Is there a LamDA-driven Matt Mullenweg hologram waiting in the wings? No but by that point maybe we’ll be able to feed all the project activity and roadmap to the newest version of GPT-3 and it’ll write an even better SoTW.
Softball Bonus Question: What is your day-to-day experience as a regular WordPress user? What are you typically doing with WordPress these days?
What is your day-to-day experience as a regular WordPress user? Fairly frustrating right now, to be honest. I’m always trying to break things and I often do. Blockquotes in Gutenberg are my nemesis right now.
What are you typically doing with WordPress these days? Tons of P2, a bit of writing, lots of testing. As I mentioned at WCEU I’m also mostly focused on Tumblr and thinking a ton about what code it can share with WP.com so we can power the back-end with WP and open source the algorithms and everything else that’s unique to it.
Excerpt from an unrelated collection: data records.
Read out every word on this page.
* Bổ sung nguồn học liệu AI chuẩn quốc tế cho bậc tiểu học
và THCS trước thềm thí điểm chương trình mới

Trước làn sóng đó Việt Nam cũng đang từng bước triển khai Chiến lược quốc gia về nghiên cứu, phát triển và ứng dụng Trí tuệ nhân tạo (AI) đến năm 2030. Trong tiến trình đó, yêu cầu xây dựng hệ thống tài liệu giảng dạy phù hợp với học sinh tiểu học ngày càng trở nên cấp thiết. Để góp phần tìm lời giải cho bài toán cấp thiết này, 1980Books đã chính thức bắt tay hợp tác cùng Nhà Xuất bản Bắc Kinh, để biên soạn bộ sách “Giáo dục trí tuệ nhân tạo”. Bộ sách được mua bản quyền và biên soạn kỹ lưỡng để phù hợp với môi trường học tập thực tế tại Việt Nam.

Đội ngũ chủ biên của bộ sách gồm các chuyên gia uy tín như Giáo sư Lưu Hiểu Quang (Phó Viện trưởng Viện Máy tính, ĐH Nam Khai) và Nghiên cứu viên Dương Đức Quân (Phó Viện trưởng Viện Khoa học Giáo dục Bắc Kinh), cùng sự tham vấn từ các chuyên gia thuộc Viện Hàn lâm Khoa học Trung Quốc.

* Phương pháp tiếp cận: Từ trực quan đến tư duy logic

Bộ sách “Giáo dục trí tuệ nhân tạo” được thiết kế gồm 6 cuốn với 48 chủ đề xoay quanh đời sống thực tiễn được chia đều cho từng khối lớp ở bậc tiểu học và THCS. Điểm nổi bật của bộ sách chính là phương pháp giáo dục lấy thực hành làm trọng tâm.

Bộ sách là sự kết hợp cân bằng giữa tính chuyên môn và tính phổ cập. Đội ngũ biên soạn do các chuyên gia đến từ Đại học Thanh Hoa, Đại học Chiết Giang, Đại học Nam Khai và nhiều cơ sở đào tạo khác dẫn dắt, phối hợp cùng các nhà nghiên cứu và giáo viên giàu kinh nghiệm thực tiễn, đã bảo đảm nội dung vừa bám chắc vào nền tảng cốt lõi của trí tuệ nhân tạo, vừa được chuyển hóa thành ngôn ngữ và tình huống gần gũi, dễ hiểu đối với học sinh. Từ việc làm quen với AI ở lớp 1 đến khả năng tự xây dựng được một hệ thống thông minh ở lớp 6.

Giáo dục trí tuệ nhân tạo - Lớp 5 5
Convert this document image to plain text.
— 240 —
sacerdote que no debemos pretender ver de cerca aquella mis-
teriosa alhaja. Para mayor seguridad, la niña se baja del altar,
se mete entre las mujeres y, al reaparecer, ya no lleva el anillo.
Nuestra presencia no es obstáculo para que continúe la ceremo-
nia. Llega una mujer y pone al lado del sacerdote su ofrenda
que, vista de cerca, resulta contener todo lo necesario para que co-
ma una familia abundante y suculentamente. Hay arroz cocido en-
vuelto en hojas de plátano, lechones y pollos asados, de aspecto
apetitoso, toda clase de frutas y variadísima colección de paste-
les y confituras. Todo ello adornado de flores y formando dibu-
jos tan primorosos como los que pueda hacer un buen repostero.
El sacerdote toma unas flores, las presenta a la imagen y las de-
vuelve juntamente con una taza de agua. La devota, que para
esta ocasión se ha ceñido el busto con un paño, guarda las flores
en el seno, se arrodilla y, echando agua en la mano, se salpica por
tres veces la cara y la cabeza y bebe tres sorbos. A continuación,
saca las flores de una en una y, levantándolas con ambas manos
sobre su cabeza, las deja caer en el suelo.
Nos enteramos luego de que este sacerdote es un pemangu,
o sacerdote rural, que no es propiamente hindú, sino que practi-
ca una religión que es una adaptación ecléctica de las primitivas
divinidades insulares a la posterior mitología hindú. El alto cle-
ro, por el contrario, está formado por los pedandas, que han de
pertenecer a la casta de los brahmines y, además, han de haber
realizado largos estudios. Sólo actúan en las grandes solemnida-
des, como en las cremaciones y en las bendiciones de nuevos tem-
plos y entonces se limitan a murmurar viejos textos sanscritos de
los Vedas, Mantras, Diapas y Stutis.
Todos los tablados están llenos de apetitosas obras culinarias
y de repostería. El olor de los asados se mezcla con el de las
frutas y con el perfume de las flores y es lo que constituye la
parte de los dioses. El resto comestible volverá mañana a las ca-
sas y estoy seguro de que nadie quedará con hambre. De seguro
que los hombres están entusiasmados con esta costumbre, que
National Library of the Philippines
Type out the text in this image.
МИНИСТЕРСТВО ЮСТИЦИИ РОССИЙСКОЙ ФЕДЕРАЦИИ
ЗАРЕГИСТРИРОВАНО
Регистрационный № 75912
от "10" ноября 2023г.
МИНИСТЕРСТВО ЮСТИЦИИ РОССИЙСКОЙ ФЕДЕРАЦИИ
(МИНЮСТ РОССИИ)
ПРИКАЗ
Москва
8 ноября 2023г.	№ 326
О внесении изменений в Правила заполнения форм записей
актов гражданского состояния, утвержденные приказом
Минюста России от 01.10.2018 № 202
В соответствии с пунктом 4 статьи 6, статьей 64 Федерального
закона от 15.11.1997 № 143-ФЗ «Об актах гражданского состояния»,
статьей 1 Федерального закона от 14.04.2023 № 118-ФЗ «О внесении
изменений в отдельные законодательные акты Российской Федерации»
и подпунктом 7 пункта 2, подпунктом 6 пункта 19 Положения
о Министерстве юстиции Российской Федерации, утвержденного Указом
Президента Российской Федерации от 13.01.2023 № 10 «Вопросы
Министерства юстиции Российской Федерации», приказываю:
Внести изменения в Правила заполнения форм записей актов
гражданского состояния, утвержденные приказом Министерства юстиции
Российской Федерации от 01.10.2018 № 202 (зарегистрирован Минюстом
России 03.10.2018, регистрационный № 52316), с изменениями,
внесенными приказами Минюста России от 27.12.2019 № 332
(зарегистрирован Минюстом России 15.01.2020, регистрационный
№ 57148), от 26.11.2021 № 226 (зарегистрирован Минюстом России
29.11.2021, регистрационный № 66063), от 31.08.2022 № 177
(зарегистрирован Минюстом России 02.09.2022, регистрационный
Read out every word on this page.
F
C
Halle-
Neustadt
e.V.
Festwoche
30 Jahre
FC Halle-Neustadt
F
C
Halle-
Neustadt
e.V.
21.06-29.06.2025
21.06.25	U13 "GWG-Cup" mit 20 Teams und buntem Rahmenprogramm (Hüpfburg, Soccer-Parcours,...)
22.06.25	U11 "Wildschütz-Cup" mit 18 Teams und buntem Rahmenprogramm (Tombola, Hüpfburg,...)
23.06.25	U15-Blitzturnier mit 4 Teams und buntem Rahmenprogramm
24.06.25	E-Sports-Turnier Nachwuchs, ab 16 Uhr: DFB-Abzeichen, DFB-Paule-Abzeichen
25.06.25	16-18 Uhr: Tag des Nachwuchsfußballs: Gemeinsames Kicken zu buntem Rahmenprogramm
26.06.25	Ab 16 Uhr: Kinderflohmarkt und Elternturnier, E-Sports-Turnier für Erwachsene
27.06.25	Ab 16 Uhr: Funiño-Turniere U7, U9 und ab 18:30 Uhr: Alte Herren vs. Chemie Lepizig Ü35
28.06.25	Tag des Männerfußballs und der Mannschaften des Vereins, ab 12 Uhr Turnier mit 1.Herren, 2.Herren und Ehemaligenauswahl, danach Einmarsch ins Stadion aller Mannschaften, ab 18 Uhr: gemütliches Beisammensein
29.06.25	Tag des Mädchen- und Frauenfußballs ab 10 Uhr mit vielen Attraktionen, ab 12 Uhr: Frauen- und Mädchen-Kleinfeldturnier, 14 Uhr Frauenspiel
If I were Matt Mullenweg, I probably wouldn’t read this, and I definitely wouldn’t respond to it. If I were Matt Mullenweg, I’d much rather be strategizing the future of Tumblr or sipping tequila on Antarctica with Tim Ferriss.
But I don’t think it hurts to ask, even as a mental exercise for my own benefits. Like I said, if we did get answers from Matt, I believe they would be genuinely insightful and would make us all think differently about these topics.